Kriteria pementasan TNM (pTNM staging UICC edisi ke-8) adalah sebagai berikut. pTX (tumor primer)
pTX: Tidak ditemukan tumor primer, atau sel kanker ditemukan oleh sitologi dahak atau lavage bronkial tetapi tidak terdeteksi oleh pencitraan dan bronkoskopi. pT0: Tidak ada bukti tumor primer. pTis: Karsinoma in situ.
pT0: tidak ada bukti tumor primer. pTis: karsinoma in situ
pT1: tumor berdiameter maksimum ≤3 cm, dikelilingi oleh jaringan paru-paru dan pleura yang kotor; bronkoskopi menunjukkan tumor yang menyerang bronkus lobus tetapi bukan bronkus utama.
pT1mi: adenokarsinoma mikroinvasif.
pT1a: tumor berdiameter maksimum ≤1cm. pT1b: tumor berdiameter maksimum 1cm< diameter maksimum ≤2cm. pT1c: tumor berdiameter maksimum 2cm< diameter maksimum ≤3cm.
pT2: Tumor 3cm<diameter maksimal ≤5cm; atau tumor yang menyerang bronkus utama. pT2: Tumor 3cm<diameter maksimal ≤5cm.
(Tumor yang menyebar secara dangkal yang tidak umum, terlepas dari ukurannya, adalah T1 ketika invasi terbatas pada dinding bronkial, meskipun mereka mungkin menyerang bronkus utama; menyerang pleura kotor; memiliki pneumonia obstruktif atau atelektasis parsial atau total paru-paru. Jika salah satu dari kondisi ini terpenuhi, tumor diklasifikasikan sebagai T2.

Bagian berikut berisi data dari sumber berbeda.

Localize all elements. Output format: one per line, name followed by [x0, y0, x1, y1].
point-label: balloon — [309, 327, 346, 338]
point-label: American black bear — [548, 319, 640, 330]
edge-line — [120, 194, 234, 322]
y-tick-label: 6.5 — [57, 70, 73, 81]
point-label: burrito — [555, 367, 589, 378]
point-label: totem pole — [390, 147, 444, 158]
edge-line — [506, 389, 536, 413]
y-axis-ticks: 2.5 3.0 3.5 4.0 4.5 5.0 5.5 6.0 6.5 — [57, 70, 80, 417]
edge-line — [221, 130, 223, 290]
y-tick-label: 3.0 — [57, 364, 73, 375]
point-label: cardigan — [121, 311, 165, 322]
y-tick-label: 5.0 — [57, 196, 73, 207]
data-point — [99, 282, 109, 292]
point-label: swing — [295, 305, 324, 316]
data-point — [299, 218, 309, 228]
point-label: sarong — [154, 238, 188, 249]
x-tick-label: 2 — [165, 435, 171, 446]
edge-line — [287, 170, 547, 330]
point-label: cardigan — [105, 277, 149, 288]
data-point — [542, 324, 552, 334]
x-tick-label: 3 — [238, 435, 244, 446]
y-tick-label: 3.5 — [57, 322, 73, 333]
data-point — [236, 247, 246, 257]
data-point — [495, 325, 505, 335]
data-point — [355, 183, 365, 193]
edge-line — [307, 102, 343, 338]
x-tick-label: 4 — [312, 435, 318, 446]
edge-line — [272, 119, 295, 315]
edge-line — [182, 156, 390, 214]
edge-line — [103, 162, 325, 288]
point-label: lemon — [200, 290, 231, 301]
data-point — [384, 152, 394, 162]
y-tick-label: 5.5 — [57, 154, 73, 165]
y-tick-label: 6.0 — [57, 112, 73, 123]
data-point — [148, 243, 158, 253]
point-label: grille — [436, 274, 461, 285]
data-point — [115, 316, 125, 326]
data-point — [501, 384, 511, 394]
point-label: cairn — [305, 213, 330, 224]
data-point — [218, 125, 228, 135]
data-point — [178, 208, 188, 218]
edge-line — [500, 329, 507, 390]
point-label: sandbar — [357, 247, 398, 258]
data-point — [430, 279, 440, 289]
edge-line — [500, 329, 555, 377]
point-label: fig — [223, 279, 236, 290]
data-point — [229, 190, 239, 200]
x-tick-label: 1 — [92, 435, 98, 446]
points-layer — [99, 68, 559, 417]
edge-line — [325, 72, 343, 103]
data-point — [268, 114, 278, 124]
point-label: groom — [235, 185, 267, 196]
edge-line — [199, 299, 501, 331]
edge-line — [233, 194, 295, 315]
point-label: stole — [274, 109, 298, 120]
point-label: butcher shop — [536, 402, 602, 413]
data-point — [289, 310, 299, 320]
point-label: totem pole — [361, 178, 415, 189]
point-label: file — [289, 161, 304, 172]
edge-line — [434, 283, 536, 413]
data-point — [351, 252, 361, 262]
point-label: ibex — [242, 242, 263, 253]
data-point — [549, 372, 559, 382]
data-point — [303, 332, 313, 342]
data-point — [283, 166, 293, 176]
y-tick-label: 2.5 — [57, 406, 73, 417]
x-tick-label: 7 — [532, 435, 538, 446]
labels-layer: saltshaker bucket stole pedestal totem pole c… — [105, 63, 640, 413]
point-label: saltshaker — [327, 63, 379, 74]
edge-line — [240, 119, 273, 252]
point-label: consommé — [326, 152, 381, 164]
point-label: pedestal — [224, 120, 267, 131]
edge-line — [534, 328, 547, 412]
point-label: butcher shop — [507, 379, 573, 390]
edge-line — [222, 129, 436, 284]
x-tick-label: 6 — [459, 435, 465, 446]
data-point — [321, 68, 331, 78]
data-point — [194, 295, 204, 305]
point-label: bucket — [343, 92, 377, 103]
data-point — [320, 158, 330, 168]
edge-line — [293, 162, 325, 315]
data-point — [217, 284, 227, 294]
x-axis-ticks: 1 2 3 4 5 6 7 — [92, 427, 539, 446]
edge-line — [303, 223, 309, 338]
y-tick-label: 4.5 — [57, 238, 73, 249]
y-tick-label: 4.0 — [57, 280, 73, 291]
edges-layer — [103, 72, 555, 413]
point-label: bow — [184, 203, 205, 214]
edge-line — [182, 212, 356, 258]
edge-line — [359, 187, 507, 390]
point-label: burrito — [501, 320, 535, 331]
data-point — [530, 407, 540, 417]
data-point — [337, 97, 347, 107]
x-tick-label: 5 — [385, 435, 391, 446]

pT2a: tumor 3cm & lt; diameter maksimal ≤4cm. pT2b: tumor 4cm & lt; diameter maksimal ≤5cm
pT3: tumor 5cm & lt; diameter maksimal ≤7cm. atau tumor ukuran apa pun yang secara langsung menyerang salah satu dari berikut ini, termasuk: dinding dada (termasuk tumor supraglotis), saraf frenikus, perikardium; tumor terisolasi di lobus yang sama.
perikardium; nodul karsinoma terisolasi di lobus paru yang sama. Salah satu dari kriteria di atas terpenuhi dan tumor diklasifikasikan sebagai T3.
pT4: Tumor berdiameter maksimum >7cm; menyerang salah satu lokasi berikut, terlepas dari ukurannya: mediastinum, jantung, pembuluh darah besar, ramus, saraf laring berulang, trakea utama, esofagus, badan vertebra, diafragma; nodul kanker terisolasi di lobus paru yang berbeda pada sisi yang sama.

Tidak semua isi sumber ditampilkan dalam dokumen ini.